Four charter trains ran from Dallas to Pasadena, California, transporting about 4,000 students and fans to the game, which was a sell-out. However, the Mustangs would go on to lose 7–0 to the Stanford Indians, giving them a final win-loss record of 12–1. Despite the bowl game loss, SMU still claimed a mythical national championship for the season. The Dickinson System, which named a national championship before bowl games had taken place, named SMU as the 1935 national champions, giving the team the Rockne Trophy. This marked the first time that a team from Texas had been named the national champions. Wilson finished first in the conference in scoring that season and was named an All-American, making him the first back from the SWC to have that honor. He would later go on to have a successful career in the National Football League (NFL).

=== TCU ===
Following the game, TCU had one remaining game on their regular schedule against the Santa Clara Broncos, who they beat 10–6. Finishing the regular season with only one loss, they were invited to the Sugar Bowl, where they would play the LSU Tigers. The Horned Frogs won that game 3–2, giving them a 12–1 win-loss record for the overall season, the same as the Mustangs. Following the bowl game, the Williamson System, a ranking system that was the only one that ranked a team after bowl games had been played, named the TCU Horned Frogs as national championships, an honor they shared with the LSU Tigers. As a result, both SMU and TCU claim a national championship for the 1935 season.
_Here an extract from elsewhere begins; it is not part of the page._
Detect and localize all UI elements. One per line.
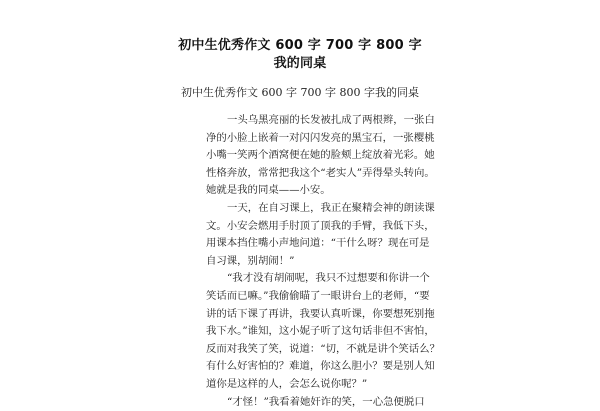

Due in part to his performance in the game, Baugh became a nationally recognized quarterback. In both 1935 and 1936, Baugh led the nation in passing, and he was named an All-American in both seasons. In the first round of the 1937 NFL draft, he was selected by the Boston Redskins (later Washington Redskins), with whom he would have a long career and would become the first football player to be part of both a collegiate and professional national championship team.